(Un)seen
(Un)seen, a video installation by Marian Smit and Meriam Windmeijer. Two existing video works by both artists are brought together in a new setting. The videos are projected on net curtains that hang freely in the room, with a shadow of foliage drawn on the wall in the background. A video of a forest in the morning is projected on the side wall. The airy net curtains, the shadow without a source and the fog rising from the ground reinforce the idea that we cannot fully grasp or fathom something. Light and air are ephemeral media that – just like sound, smell and fog – disappear from our reach over time.
The videos that are projected on the net curtains in (Un)seen are Utopia by Marian Smit and Speling by Meriam Windmeijer.
In Utopia we see a young girl spinning around self-consciously, endlessly trying to make a beautiful pirouette, her arms up, followed by her long hair. She has a strong will to succeed and she does her utmost, but every now and then a hint of despair appears on her face, although she persists with determination. Will she succeed?
By projecting the video on canvas, the artists reinforce the immaterial character of the film medium. The canvas moves through the air, the air and the canvas catch the light.

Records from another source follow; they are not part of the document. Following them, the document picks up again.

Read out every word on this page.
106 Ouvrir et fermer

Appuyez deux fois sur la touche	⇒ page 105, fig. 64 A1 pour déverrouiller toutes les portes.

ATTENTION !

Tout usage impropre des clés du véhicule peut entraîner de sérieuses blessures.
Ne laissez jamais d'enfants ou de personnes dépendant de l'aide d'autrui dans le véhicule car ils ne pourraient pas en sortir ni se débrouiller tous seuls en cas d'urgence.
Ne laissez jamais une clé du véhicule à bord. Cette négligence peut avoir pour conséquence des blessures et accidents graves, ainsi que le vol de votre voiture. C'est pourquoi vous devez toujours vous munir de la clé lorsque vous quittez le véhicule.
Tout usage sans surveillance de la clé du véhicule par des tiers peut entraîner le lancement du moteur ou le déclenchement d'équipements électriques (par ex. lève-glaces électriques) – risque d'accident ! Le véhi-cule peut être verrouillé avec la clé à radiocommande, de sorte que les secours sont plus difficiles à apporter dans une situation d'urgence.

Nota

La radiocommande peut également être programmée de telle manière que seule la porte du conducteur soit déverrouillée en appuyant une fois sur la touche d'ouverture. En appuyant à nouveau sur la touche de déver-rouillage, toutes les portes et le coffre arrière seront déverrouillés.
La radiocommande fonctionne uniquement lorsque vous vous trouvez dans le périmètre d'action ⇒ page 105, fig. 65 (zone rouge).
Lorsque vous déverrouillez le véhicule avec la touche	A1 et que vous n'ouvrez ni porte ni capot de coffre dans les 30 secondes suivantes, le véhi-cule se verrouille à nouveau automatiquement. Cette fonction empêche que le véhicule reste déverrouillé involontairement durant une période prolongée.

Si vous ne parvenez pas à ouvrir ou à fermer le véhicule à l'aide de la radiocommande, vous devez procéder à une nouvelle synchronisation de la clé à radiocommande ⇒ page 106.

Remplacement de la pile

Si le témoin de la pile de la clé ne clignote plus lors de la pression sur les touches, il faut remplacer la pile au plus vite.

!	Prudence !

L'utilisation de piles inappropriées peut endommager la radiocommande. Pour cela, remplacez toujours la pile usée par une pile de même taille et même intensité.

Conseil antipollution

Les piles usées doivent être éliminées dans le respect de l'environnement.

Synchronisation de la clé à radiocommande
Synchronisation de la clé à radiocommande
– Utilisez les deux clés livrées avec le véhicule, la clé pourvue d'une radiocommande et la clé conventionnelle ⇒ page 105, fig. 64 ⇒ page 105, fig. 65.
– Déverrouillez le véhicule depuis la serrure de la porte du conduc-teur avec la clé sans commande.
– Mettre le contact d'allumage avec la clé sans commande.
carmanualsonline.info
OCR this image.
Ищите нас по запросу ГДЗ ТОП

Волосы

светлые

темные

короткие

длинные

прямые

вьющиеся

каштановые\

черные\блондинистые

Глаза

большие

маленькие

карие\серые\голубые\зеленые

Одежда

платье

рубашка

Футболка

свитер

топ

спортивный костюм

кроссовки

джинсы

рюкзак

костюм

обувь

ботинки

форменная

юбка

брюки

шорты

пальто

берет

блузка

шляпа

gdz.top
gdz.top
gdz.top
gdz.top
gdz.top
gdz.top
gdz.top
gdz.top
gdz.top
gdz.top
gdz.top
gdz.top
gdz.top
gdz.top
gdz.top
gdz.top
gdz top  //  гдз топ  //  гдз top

The moment when the recording was made has passed, the child may already be an adult.
Related to the pirouette in Smit’s video is the empty swing in Windmeijer’s video Speling. In this video the child is absent, at least invisible. The swing swings in the shade and squeaks skimpy, but who or what causes the movement is missing. Meanwhile, dark shadows and distorted people’s voices slide over the picture and sound of the swing. Somewhere very close it is apparently busy. However, the void of the swing does not seem to be noticed, although the child longs to be seen. The absence of the playing child gives way to the loneliness of the unseen absent one.